Schema Theory Background and Knowledge in Reading

Schema Theory is the source of some questions like: How do readers construct meaning? How do they decide what to hold on to, and having made that decision, how do they infer a writer’s message? The reader brings information, knowledge, emotion, experience, and culture – that is, schemata (plural) – to the printed word, Brown (2001: 299).
Beside that, this idea also support by Clarke and Silberstein in Brown (2001) capture the definition of schema theory as follows:
“Research has shown that reading is only incidentally visual. More information is contributed by the reader than by the print on the page. That is, readers understand what they read because they are able to take the stimulus beyond its graphic representation and assign it membership to an appropriate group of concepts already stored in their memories…….Skill in reading depends on the efficient interaction between linguistic knowledge and knowledge of the world”.

There are two categories of schemata, as follows:
1. Content Schemata include what we know about people, the world, culture, and the universe
2. Formal Schemata consist of our knowledge about discourse structure.
In line with the explanation above, the writer conclude that the use of pre-questioning is to build readers’ content schemata which are related to the background of knowledge.

2.4 Cognitive Factors in Reading
According to Harris and Sipay (1980:251) there are several cognitive factors in reading such as perception, attention, memory, and cognitive style.
2.4.1 Perception
Perception starts with the stimulation of sense organs such as the eyes and ears, but it is far more than simple sensing. In perceiving, the brain selects, groups, organizes, and sequences the sensory data so that people perceive meaningful experiences that can lead to appropriate responses. Among the important characteristics of perception, several seem to have particular relevance for reading, such as follows:
1. Figure and Ground
Normally, one major unit or group of units is perceived clearly against a background that is more vaguely perceived.
2. Closure
The abilities to get the correct meaning of a sentence in which not all the words are recognized, and to pronounce a word correctly when some letters are blotted out, are examples of closure.
3. Sequence
In reading, all the stimuli are on the page and sequence is imposed by the reader.
4. Learning
Perception becomes meaningful units as they become associated with learned concepts and their verbal labels.
5. Set
One’s immediate mind set provides an anticipation of what is likely to come that is helpful when the anticipation is correct, but leads to errors when the anticipation is incorrect.
6. Discrimination
The abilities to analyze a whole perception into its parts, and to synthesize the parts correctly are basic to success in visual and auditory discrimination of words.
2.4.2 Memory
Psychologists distinguish between iconic memory, the fraction of a second that a sensory impression lasts before it fades out. Short term memory, which lasts a view second and long term memory.
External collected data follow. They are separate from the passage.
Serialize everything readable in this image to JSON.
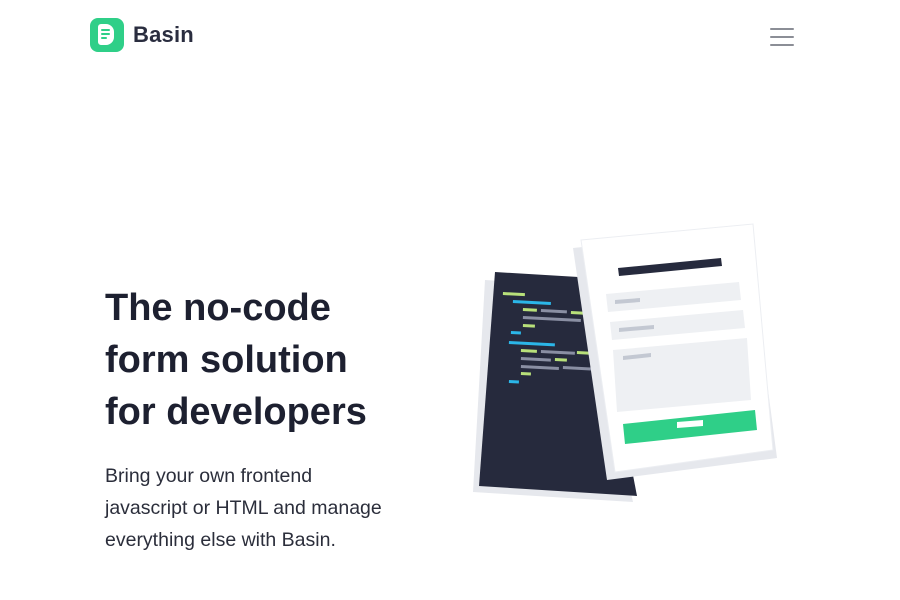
{
  "header": {
    "brand_name": "Basin",
    "logo_icon": "basin-logo-icon",
    "menu_icon": "hamburger-menu-icon"
  },
  "hero": {
    "title_lines": [
      "The no-code",
      "form solution",
      "for developers"
    ],
    "subtitle": "Bring your own frontend javascript or HTML and manage everything else with Basin."
  },
  "illustration": {
    "code_panel_icon": "code-editor-illustration",
    "form_panel_icon": "form-illustration"
  },
  "colors": {
    "brand_green": "#2fcf88",
    "text_dark": "#1d2030",
    "code_bg": "#262a3d",
    "menu_gray": "#8b8e96"
  }
}
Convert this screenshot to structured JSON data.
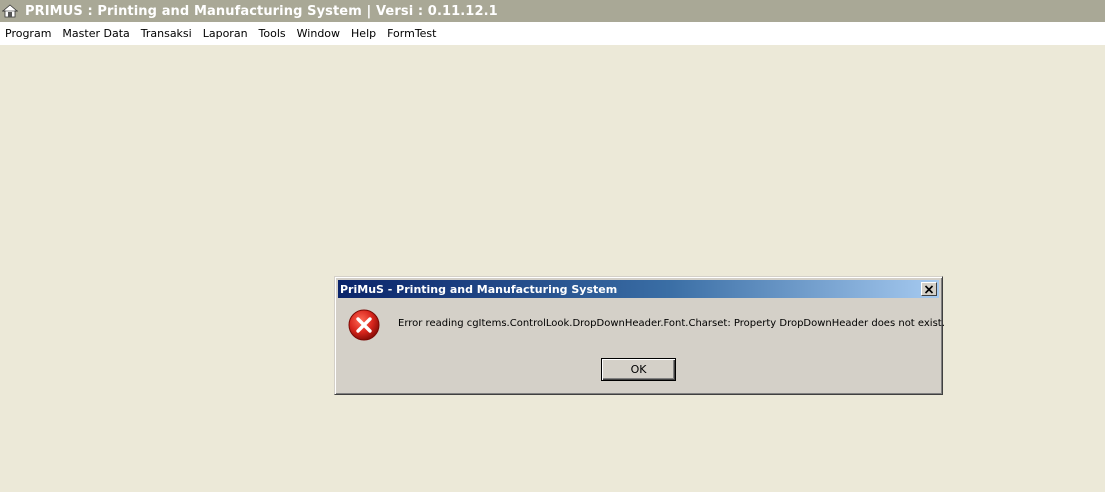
{
  "app": {
    "title": "PRIMUS : Printing and Manufacturing System | Versi : 0.11.12.1",
    "icon": "house-icon"
  },
  "menubar": {
    "items": [
      {
        "label": "Program"
      },
      {
        "label": "Master Data"
      },
      {
        "label": "Transaksi"
      },
      {
        "label": "Laporan"
      },
      {
        "label": "Tools"
      },
      {
        "label": "Window"
      },
      {
        "label": "Help"
      },
      {
        "label": "FormTest"
      }
    ]
  },
  "dialog": {
    "title": "PriMuS - Printing and Manufacturing System",
    "message": "Error reading cgItems.ControlLook.DropDownHeader.Font.Charset: Property DropDownHeader does not exist.",
    "ok_label": "OK",
    "icon": "error-icon",
    "close_icon": "close-icon"
  },
  "colors": {
    "app_titlebar": "#A9A896",
    "background": "#ECE9D8",
    "dialog_face": "#D4D0C8",
    "dialog_title_start": "#0A246A",
    "dialog_title_end": "#A6CAF0",
    "error_red": "#D8261D"
  }
}
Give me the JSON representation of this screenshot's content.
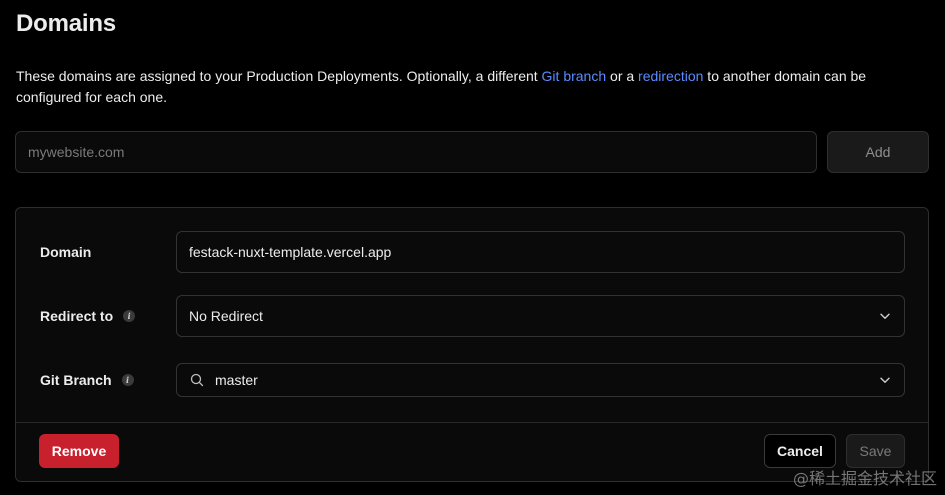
{
  "header": {
    "title": "Domains"
  },
  "description": {
    "part1": "These domains are assigned to your Production Deployments. Optionally, a different ",
    "link1": "Git branch",
    "part2": " or a ",
    "link2": "redirection",
    "part3": " to another domain can be configured for each one.",
    "link_color": "#5a8bff"
  },
  "add_domain": {
    "placeholder": "mywebsite.com",
    "value": "",
    "button_label": "Add"
  },
  "domain_card": {
    "domain_label": "Domain",
    "domain_value": "festack-nuxt-template.vercel.app",
    "redirect_label": "Redirect to",
    "redirect_value": "No Redirect",
    "branch_label": "Git Branch",
    "branch_value": "master",
    "info_icon": "info-icon",
    "remove_label": "Remove",
    "cancel_label": "Cancel",
    "save_label": "Save",
    "danger_color": "#c9202d"
  },
  "watermark": "@稀土掘金技术社区"
}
A distinction is also made rote memory, in which the material may be without structure (as in a sequence of digits), and memory for meaningful material.

2.4.3 Attention
According to Harris and Sipay (1980:277) attention based on the cognitive is the ability to attend and concentrate is basic to efficiency in perception, learning, and memory.
Related to this study, it means the person can maintain focus on particular stimuli and disregard or suppress other stimulation that reaches him at the same time, thus maintaining a stable figure in the focus of attention, against a non interfering background.
2.4.4 Cognitive Style
Cognitive style refers to the tendency to prefer certain ways of handling cognitive tasks to other ways. The preferred may be a relatively strong aptitude or a fairly consistent behavioral tendency. Some explorations of cognitive style seem relevant to the understanding of reading disabilities.